The marshmallow be aware of squashes, and notably the butternut, wants taming with one thing savoury. Mushrooms, ginger, bacon (cooked crisp to distinction with the squishy flesh of the squash), salami, duck fats or soy will all do. As will parmesan and aged or salted ricotta. Miso too. Such flavours steadiness quite than bully, calming the butternut’s one-note sugar hit.

The new season’s greens are right here already, broad beans from Italy and tiny artichokes the scale of an egg, their boring inexperienced leaves flushed with violet (my butternuts got here from Italy, too), and our personal asparagus isn’t far-off now. The subsequent few weeks will see the vegetable stalls unfurling, their colors brightening, the temper altering. Until then, there’s at all times the expensive, candy butternut.
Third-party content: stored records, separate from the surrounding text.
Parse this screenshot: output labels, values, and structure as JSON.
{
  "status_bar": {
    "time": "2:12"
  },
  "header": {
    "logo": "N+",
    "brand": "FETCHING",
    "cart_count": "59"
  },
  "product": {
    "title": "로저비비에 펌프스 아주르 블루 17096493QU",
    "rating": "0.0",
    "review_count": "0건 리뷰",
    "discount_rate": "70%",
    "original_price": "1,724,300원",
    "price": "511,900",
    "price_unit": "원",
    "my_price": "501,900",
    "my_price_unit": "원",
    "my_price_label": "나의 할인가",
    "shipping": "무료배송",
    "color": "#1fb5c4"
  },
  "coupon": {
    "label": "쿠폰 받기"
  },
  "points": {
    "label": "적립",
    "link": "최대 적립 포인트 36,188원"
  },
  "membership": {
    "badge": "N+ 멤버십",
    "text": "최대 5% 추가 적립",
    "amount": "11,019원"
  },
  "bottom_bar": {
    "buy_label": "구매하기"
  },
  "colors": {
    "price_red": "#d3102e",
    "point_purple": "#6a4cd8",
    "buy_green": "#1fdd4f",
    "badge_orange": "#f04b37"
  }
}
Roast butternut soup with mushrooms and ginger

Rather than the standard, velvet-textured pumpkin soup, I’ve stored the items of squash in massive items, served in a broth purple with paprika and scorching with shredded ginger. You find yourself with a textural soup of late winter-spring colors and deep bosky notes, a delightful change from the standard deep orange, silky soup. Serves 6.

butternut 1 kg
shallots 6, medium
olive oil 5 tbsp
candy paprika 1 tsp
scorching smoked paprika 1 tsp
vegetable inventory 1 litre

For the mushrooms:
chestnut mushrooms 200g
olive oil 3 tbsp
ginger 1 x 10g piece
soured cream 150g

Set the oven at 200C/gasoline mark 6. Peel the butternut, halve it lengthways and discard the seeds and fibres. (There isn’t any actual necessity to peel a butternut, however mine had very onerous pores and skin.) Cut the flesh into massive chunks, then place in a single layer on a baking sheet or roasting tin. Peel the shallots, halve them, then tuck them among the many squash.

Mix the olive oil and the paprikas then spoon over the squash, slide the dish into the oven and bake for about an hour or till the squash is patchily browned however completely comfortable and tender.
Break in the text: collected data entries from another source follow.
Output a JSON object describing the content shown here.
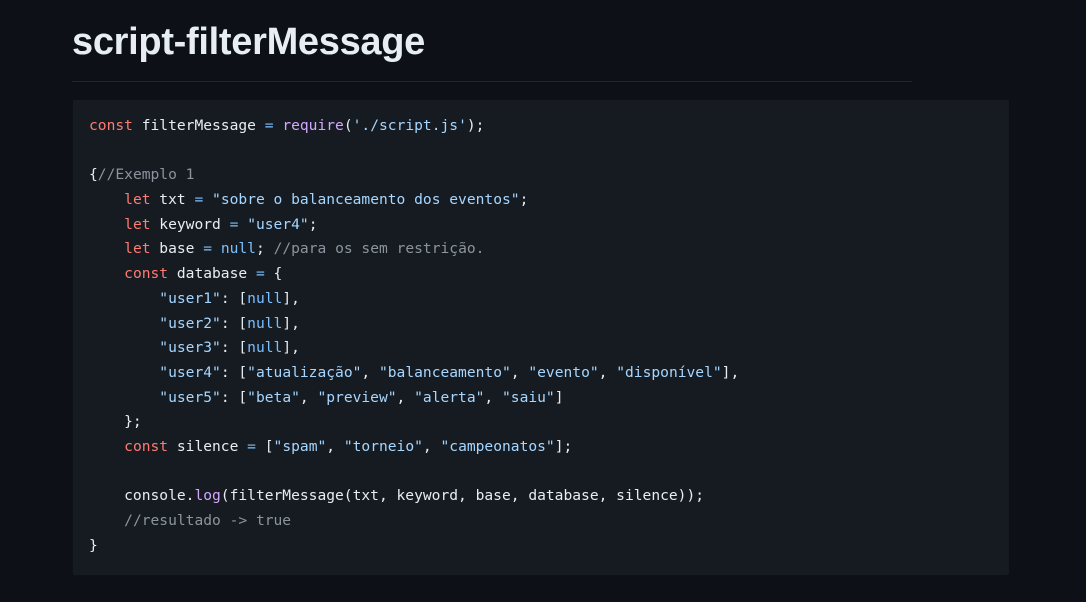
{
  "page": {
    "title": "script-filterMessage"
  },
  "code": {
    "lines": [
      [
        [
          "kw",
          "const"
        ],
        [
          "pl",
          " filterMessage "
        ],
        [
          "op",
          "="
        ],
        [
          "pl",
          " "
        ],
        [
          "fn",
          "require"
        ],
        [
          "pl",
          "("
        ],
        [
          "str",
          "'./script.js'"
        ],
        [
          "pl",
          ");"
        ]
      ],
      [],
      [
        [
          "pl",
          "{"
        ],
        [
          "cmt",
          "//Exemplo 1"
        ]
      ],
      [
        [
          "pl",
          "    "
        ],
        [
          "kw",
          "let"
        ],
        [
          "pl",
          " txt "
        ],
        [
          "op",
          "="
        ],
        [
          "pl",
          " "
        ],
        [
          "str",
          "\"sobre o balanceamento dos eventos\""
        ],
        [
          "pl",
          ";"
        ]
      ],
      [
        [
          "pl",
          "    "
        ],
        [
          "kw",
          "let"
        ],
        [
          "pl",
          " keyword "
        ],
        [
          "op",
          "="
        ],
        [
          "pl",
          " "
        ],
        [
          "str",
          "\"user4\""
        ],
        [
          "pl",
          ";"
        ]
      ],
      [
        [
          "pl",
          "    "
        ],
        [
          "kw",
          "let"
        ],
        [
          "pl",
          " base "
        ],
        [
          "op",
          "="
        ],
        [
          "pl",
          " "
        ],
        [
          "num",
          "null"
        ],
        [
          "pl",
          "; "
        ],
        [
          "cmt",
          "//para os sem restrição."
        ]
      ],
      [
        [
          "pl",
          "    "
        ],
        [
          "kw",
          "const"
        ],
        [
          "pl",
          " database "
        ],
        [
          "op",
          "="
        ],
        [
          "pl",
          " {"
        ]
      ],
      [
        [
          "pl",
          "        "
        ],
        [
          "str",
          "\"user1\""
        ],
        [
          "pl",
          ": ["
        ],
        [
          "num",
          "null"
        ],
        [
          "pl",
          "],"
        ]
      ],
      [
        [
          "pl",
          "        "
        ],
        [
          "str",
          "\"user2\""
        ],
        [
          "pl",
          ": ["
        ],
        [
          "num",
          "null"
        ],
        [
          "pl",
          "],"
        ]
      ],
      [
        [
          "pl",
          "        "
        ],
        [
          "str",
          "\"user3\""
        ],
        [
          "pl",
          ": ["
        ],
        [
          "num",
          "null"
        ],
        [
          "pl",
          "],"
        ]
      ],
      [
        [
          "pl",
          "        "
        ],
        [
          "str",
          "\"user4\""
        ],
        [
          "pl",
          ": ["
        ],
        [
          "str",
          "\"atualização\""
        ],
        [
          "pl",
          ", "
        ],
        [
          "str",
          "\"balanceamento\""
        ],
        [
          "pl",
          ", "
        ],
        [
          "str",
          "\"evento\""
        ],
        [
          "pl",
          ", "
        ],
        [
          "str",
          "\"disponível\""
        ],
        [
          "pl",
          "],"
        ]
      ],
      [
        [
          "pl",
          "        "
        ],
        [
          "str",
          "\"user5\""
        ],
        [
          "pl",
          ": ["
        ],
        [
          "str",
          "\"beta\""
        ],
        [
          "pl",
          ", "
        ],
        [
          "str",
          "\"preview\""
        ],
        [
          "pl",
          ", "
        ],
        [
          "str",
          "\"alerta\""
        ],
        [
          "pl",
          ", "
        ],
        [
          "str",
          "\"saiu\""
        ],
        [
          "pl",
          "]"
        ]
      ],
      [
        [
          "pl",
          "    };"
        ]
      ],
      [
        [
          "pl",
          "    "
        ],
        [
          "kw",
          "const"
        ],
        [
          "pl",
          " silence "
        ],
        [
          "op",
          "="
        ],
        [
          "pl",
          " ["
        ],
        [
          "str",
          "\"spam\""
        ],
        [
          "pl",
          ", "
        ],
        [
          "str",
          "\"torneio\""
        ],
        [
          "pl",
          ", "
        ],
        [
          "str",
          "\"campeonatos\""
        ],
        [
          "pl",
          "];"
        ]
      ],
      [],
      [
        [
          "pl",
          "    console."
        ],
        [
          "fn",
          "log"
        ],
        [
          "pl",
          "(filterMessage(txt, keyword, base, database, silence));"
        ]
      ],
      [
        [
          "pl",
          "    "
        ],
        [
          "cmt",
          "//resultado -> true"
        ]
      ],
      [
        [
          "pl",
          "}"
        ]
      ]
    ]
  }
}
Warm the vegetable inventory in a big saucepan. Add the squash to the inventory, place over a reasonable warmth (use a couple of spoonfuls of the inventory to deglaze the roasting tin if there are any attention-grabbing bits of roasted squash and shallot left), then season with salt and a bit pepper and convey to the boil. Partially cowl the pan with a lid and simmer for 20 minutes till the squash is falling to items. Crush a couple of items of the squash into the liquid with a fork to thicken it barely.

Slice the mushrooms thinly, then fry them within the olive oil in a shallow pan till golden. Peel the ginger and shred it into very advantageous matchsticks then add it to the mushrooms and proceed cooking for a minute or 2. When all is golden and scorching, take away from the warmth.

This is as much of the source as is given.